Direi che ci sono fondamentalmente due metodi, che vanno applicati possibilmente entrambi. Il primo è chiedersi perché si è lì e darsi una risposta sincera, onesta: sono veramente io che voglio farlo, essere lì mi fa veramente felice? Il secondo è quello di essere preparati e sicuri in tutto quello che si fa al 101%, soprattutto in occasione della “prima”, quando la nostra performance si riduce almeno di un 10-15% a causa dello stress, dell’ansia da giudizio, che è sempre una cosa tremenda a tutte le età.
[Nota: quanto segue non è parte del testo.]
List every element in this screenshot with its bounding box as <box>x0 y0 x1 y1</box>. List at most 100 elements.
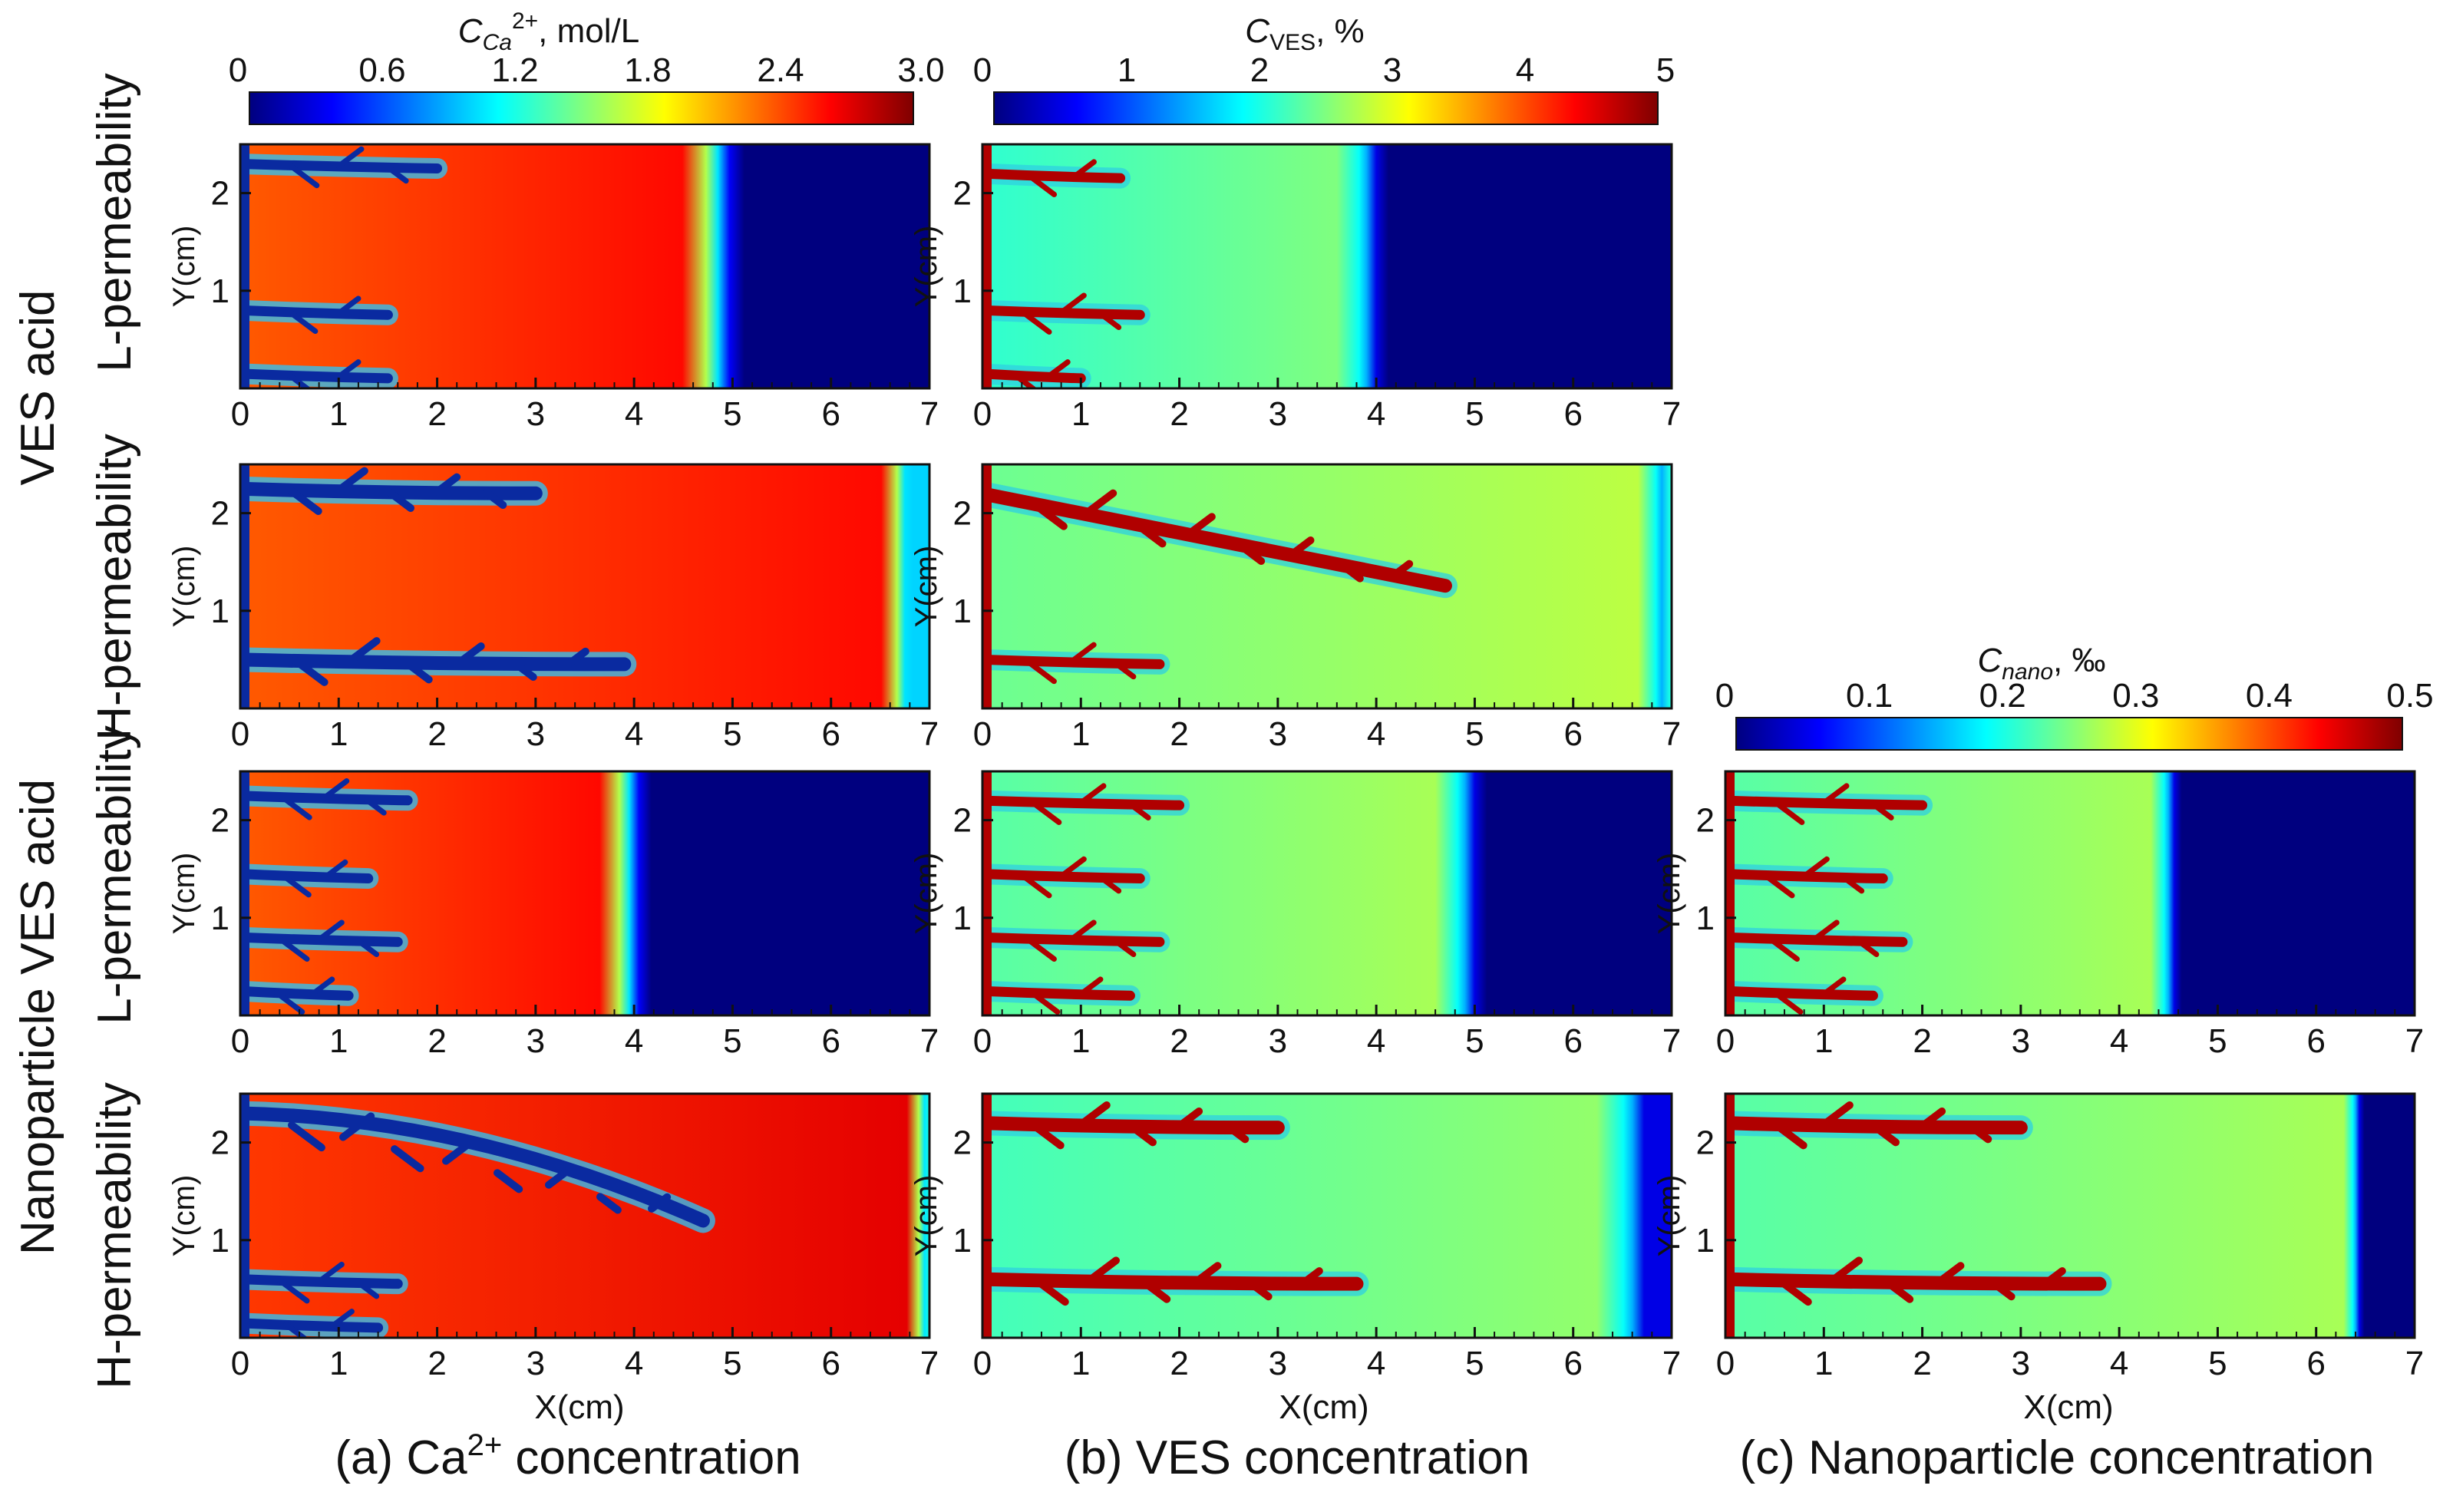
xlabel-a: X(cm) <box>534 1388 624 1426</box>
wormhole-channel <box>240 1318 384 1333</box>
wormhole-branch <box>1058 292 1087 315</box>
wormhole-branch <box>288 1121 325 1152</box>
colorbar-nano-title: Cnano, ‰ <box>1978 642 2106 685</box>
wormhole-branch <box>286 372 312 388</box>
wormhole-branch <box>1870 801 1894 820</box>
wormhole-channel <box>240 869 374 884</box>
colorbar-2-tick-label: 0.1 <box>1846 677 1893 715</box>
x-tick-label: 3 <box>1269 395 1287 433</box>
wormhole-branch <box>1068 919 1097 943</box>
wormhole-branch <box>1246 1279 1273 1301</box>
y-axis-label: Y(cm) <box>1652 1175 1686 1257</box>
wormhole-branch <box>1771 989 1804 1015</box>
wormhole-branch <box>1771 1120 1807 1150</box>
x-tick-label: 6 <box>821 395 840 433</box>
wormhole-branch <box>276 1277 310 1304</box>
y-tick-label: 2 <box>211 1124 229 1162</box>
panel-frame <box>981 143 1673 390</box>
x-tick-label: 5 <box>2208 1345 2227 1382</box>
y-tick-label: 1 <box>953 900 972 937</box>
y-axis-label: Y(cm) <box>910 226 943 308</box>
wormhole-branch <box>1071 159 1097 180</box>
wormhole-branch <box>1126 1121 1157 1147</box>
x-tick-label: 1 <box>329 715 348 753</box>
wormhole-channel <box>982 985 1135 1001</box>
y-axis-label: Y(cm) <box>910 1175 943 1257</box>
wormhole-branch <box>1028 799 1062 825</box>
x-tick-label: 4 <box>625 395 643 433</box>
x-tick-label: 2 <box>428 715 446 753</box>
wormhole-branch <box>329 1309 355 1329</box>
wormhole-branch <box>1133 520 1167 548</box>
wormhole-branch <box>1184 513 1216 539</box>
colorbar-0-bar <box>249 91 914 125</box>
panel-field <box>240 1094 929 1338</box>
colorbar-ca: CCa2+, mol/L 0 0.6 1.2 1.8 2.4 3.0 <box>229 8 945 125</box>
x-tick-label: 5 <box>1465 1345 1484 1382</box>
x-tick-label: 2 <box>1170 395 1188 433</box>
x-tick-label: 0 <box>973 395 992 433</box>
y-axis-label: Y(cm) <box>910 853 943 935</box>
wormhole-branch <box>1078 783 1107 806</box>
colorbar-0-tick-label: 1.8 <box>624 51 671 89</box>
x-tick-label: 0 <box>973 715 992 753</box>
x-tick-label: 1 <box>329 1345 348 1382</box>
wormhole-branch <box>335 359 361 380</box>
x-tick-label: 1 <box>1071 1022 1090 1060</box>
wormhole-branch <box>2042 1267 2066 1287</box>
wormhole-branch <box>442 1139 474 1165</box>
wormhole-branch <box>1024 936 1057 962</box>
wormhole-branch <box>322 859 348 880</box>
x-tick-label: 3 <box>527 1022 545 1060</box>
wormhole-branch <box>1811 919 1840 943</box>
x-tick-label: 7 <box>920 1022 939 1060</box>
wormhole-branch <box>1085 1256 1120 1285</box>
x-axis-labels: X(cm) X(cm) X(cm) <box>534 1388 2113 1426</box>
y-tick-label: 2 <box>953 175 972 213</box>
x-tick-label: 3 <box>1269 1022 1287 1060</box>
wormhole-branch <box>362 796 387 816</box>
y-tick-label: 1 <box>211 900 229 937</box>
wormhole-branch <box>596 1193 622 1214</box>
inlet-face <box>1725 771 1735 1015</box>
colorbar-ves-title: CVES, % <box>1245 12 1364 55</box>
inlet-face <box>982 1094 992 1338</box>
y-tick-label: 1 <box>953 1222 972 1259</box>
wormhole-branch <box>1068 642 1097 665</box>
x-tick-label: 4 <box>625 1022 643 1060</box>
x-tick-label: 3 <box>527 1345 545 1382</box>
panel-frame <box>1724 770 2416 1017</box>
wormhole-branch <box>494 1169 523 1193</box>
x-tick-label: 7 <box>1662 715 1681 753</box>
x-tick-label: 6 <box>821 1345 840 1382</box>
wormhole-branch <box>433 473 461 496</box>
colorbar-0-tick-label: 2.4 <box>757 51 804 89</box>
x-tick-label: 1 <box>329 395 348 433</box>
wormhole-branch <box>1841 874 1865 894</box>
x-tick-label: 2 <box>1170 715 1188 753</box>
wormhole-branch <box>455 642 485 666</box>
x-tick-label: 1 <box>329 1022 348 1060</box>
x-tick-label: 0 <box>1716 1022 1735 1060</box>
x-tick-label: 5 <box>1465 715 1484 753</box>
x-tick-label: 7 <box>920 715 939 753</box>
wormhole-branch <box>1767 936 1800 962</box>
x-tick-label: 6 <box>1563 715 1582 753</box>
x-tick-label: 3 <box>527 715 545 753</box>
x-tick-label: 7 <box>920 395 939 433</box>
wormhole-channel <box>240 305 393 320</box>
colorbar-2-tick-label: 0 <box>1715 677 1734 715</box>
colorbar-1-tick-label: 1 <box>1118 51 1136 89</box>
panel-frame <box>239 463 931 710</box>
x-tick-label: 2 <box>1913 1345 1931 1382</box>
wormhole-branch <box>286 162 320 189</box>
panel-r2-c0: 0 1 2 3 4 5 6 7 1 2 Y(cm) <box>167 770 939 1060</box>
inlet-face <box>982 144 992 388</box>
wormhole-branch <box>1058 856 1087 880</box>
panel-r3-c2: 0 1 2 3 4 5 6 7 1 2 Y(cm) <box>1652 1092 2424 1382</box>
panel-r0-c0: 0 1 2 3 4 5 6 7 1 2 Y(cm) <box>167 143 939 433</box>
x-tick-label: 2 <box>1913 1022 1931 1060</box>
wormhole-branch <box>355 938 380 958</box>
wormhole-branch <box>1821 976 1847 997</box>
Credo che per fare bene questo lavoro bisogna provare la felicità che deriva dal comunicare con il pubblico, dall’esprimere sé stessi davanti a qualche migliaio di persone che ti ascoltano: allora cantare diventa un’esperienza davvero gratificante. Riuscire a cantare “D’amor sull’ali rosee” in un certo modo è un po’ come per uno sportivo riuscire a saltare due metri e venti! Ovviamente alla base di tutto ciò ci vuole un po’ di sano “esibizionismo” e direi anche una certa “presunzione” nel ritenere di avere qualcosa da comunicare e di saperlo e volerlo fare.
E nel suo caso, qual è stato il momento in cui si è resa conto di “avere qualcosa da dire”, in cui ha preso coscienza delle proprie possibilità?
La presa di coscienza è stata per me un’esperienza piuttosto strana. Premetto che all’epoca non ero appassionata di lirica, anche perché non era un tipo di musica che si ascoltava a casa mia, non faceva parte della nostra cultura. Mio padre, ad esempio, amava la musica, ma fondamentalmente la sua esperienza era quella di strumentista nella gloriosa banda dell’Istituto Cini di Venezia. In certe zone del Friuli, come quella da cui provengo, la musica era fondamentalmente coro polifonico, organo, al limite musica sinfonica. La cultura della musica lirica proprio in quella zona non arrivava.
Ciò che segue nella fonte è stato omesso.